Dal 29 maggio al 10 giugno 2012
Antonello Avallone
in
“UNA PELLICCETTA SFRANGIATA”
di Daniele Falleri
Un "noir psicologico a tinte comiche” così lo definisce l’autore, che mantiene la promessa sino in fondo. Un uomo, solo anagraficamente, ha il bisogno di liberarsi di tutte le persone della propria famiglia per non essere trafitto. Esaminiamo questa liberazione o atto liberatorio che tiene sulle spine noi spettatori-lettori più che il protagonista.
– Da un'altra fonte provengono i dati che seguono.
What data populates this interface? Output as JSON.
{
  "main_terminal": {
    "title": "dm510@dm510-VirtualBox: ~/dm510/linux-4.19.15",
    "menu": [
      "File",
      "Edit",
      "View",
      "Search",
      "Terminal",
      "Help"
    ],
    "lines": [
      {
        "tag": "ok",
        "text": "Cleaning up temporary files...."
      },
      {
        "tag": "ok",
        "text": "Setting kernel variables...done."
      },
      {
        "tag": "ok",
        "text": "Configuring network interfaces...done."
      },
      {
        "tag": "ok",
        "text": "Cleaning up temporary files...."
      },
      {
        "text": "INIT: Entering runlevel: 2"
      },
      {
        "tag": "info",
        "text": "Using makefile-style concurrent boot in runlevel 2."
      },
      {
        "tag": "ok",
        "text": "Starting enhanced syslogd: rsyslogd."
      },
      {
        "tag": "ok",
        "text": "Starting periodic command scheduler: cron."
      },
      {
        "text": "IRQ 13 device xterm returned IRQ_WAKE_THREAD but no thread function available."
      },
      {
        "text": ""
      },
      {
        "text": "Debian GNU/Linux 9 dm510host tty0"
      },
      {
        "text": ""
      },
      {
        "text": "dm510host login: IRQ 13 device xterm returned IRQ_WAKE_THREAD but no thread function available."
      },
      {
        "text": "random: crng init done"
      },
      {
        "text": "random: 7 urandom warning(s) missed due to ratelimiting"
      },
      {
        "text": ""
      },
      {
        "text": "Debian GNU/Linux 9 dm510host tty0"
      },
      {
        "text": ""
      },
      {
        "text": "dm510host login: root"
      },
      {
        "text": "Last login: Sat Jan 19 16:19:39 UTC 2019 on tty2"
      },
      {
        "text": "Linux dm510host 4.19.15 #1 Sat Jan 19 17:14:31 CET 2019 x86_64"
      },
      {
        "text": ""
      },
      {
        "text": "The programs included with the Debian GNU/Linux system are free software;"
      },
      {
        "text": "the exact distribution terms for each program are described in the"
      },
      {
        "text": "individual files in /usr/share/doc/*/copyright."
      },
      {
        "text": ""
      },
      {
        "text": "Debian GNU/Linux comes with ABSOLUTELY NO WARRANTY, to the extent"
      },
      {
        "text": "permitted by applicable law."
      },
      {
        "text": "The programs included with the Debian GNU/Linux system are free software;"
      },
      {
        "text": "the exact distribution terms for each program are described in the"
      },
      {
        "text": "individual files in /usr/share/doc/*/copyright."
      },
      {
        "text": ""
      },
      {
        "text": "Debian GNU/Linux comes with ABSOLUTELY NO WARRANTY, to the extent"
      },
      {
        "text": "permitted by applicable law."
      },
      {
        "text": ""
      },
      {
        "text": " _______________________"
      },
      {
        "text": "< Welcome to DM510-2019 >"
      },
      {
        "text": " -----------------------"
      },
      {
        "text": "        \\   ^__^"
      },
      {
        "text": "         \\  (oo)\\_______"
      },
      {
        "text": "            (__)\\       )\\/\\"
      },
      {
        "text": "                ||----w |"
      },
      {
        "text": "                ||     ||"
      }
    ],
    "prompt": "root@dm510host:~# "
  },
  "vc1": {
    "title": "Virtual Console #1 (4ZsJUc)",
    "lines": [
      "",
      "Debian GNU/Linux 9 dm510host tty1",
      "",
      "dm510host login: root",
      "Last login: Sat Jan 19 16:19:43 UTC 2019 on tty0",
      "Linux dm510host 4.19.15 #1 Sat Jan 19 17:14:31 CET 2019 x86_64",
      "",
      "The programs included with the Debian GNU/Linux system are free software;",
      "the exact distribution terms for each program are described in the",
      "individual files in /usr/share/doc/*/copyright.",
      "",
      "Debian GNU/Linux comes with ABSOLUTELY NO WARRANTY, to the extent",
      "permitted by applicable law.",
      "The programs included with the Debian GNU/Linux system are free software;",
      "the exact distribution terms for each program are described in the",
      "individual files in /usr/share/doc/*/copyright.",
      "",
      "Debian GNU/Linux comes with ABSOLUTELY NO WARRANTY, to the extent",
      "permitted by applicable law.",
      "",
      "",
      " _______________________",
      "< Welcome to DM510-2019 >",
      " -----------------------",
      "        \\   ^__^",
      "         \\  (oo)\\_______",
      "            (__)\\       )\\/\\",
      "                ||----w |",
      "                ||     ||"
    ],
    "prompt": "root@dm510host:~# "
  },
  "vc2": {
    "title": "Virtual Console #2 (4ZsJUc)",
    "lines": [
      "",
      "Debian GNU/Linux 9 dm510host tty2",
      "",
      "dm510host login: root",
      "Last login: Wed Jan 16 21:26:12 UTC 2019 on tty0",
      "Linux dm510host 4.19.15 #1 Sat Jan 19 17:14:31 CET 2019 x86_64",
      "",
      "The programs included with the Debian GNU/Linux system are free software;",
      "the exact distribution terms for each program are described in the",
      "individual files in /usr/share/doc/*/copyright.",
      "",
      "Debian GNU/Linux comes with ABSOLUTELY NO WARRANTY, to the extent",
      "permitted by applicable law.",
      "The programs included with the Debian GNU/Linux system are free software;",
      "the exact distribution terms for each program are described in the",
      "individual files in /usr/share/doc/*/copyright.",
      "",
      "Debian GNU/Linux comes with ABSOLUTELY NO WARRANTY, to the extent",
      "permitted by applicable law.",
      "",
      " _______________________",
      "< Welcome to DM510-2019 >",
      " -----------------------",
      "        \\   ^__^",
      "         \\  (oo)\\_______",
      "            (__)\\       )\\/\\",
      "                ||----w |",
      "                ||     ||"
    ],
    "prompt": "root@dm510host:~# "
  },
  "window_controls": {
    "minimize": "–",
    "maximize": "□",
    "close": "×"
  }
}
Le vittime sono certamente quelli da cui vorremmo tutti liberarci, perlomeno nella vita, e liberarsene prevede una violenza non per tutti necessaria o possibile. È Avallone a dar vita a questo personaggio complesso e incredibilmente comico nei suoi intenti omicidi, in compagnia di una serie di misteriose comparse.
Un monologo, adorabile forma teatrale. E sappiamo che nella solitudine siamo spesso fondamentalmente comici e facciamo delle cose che sono vere per noi e misteriose per gli altri. E qui l’autore ha messo abilmente i tempi del "giallo". Ma non perde mai di vista il percorso psicologico che porta il suo personaggio a rompere con la vita che "gli diedero".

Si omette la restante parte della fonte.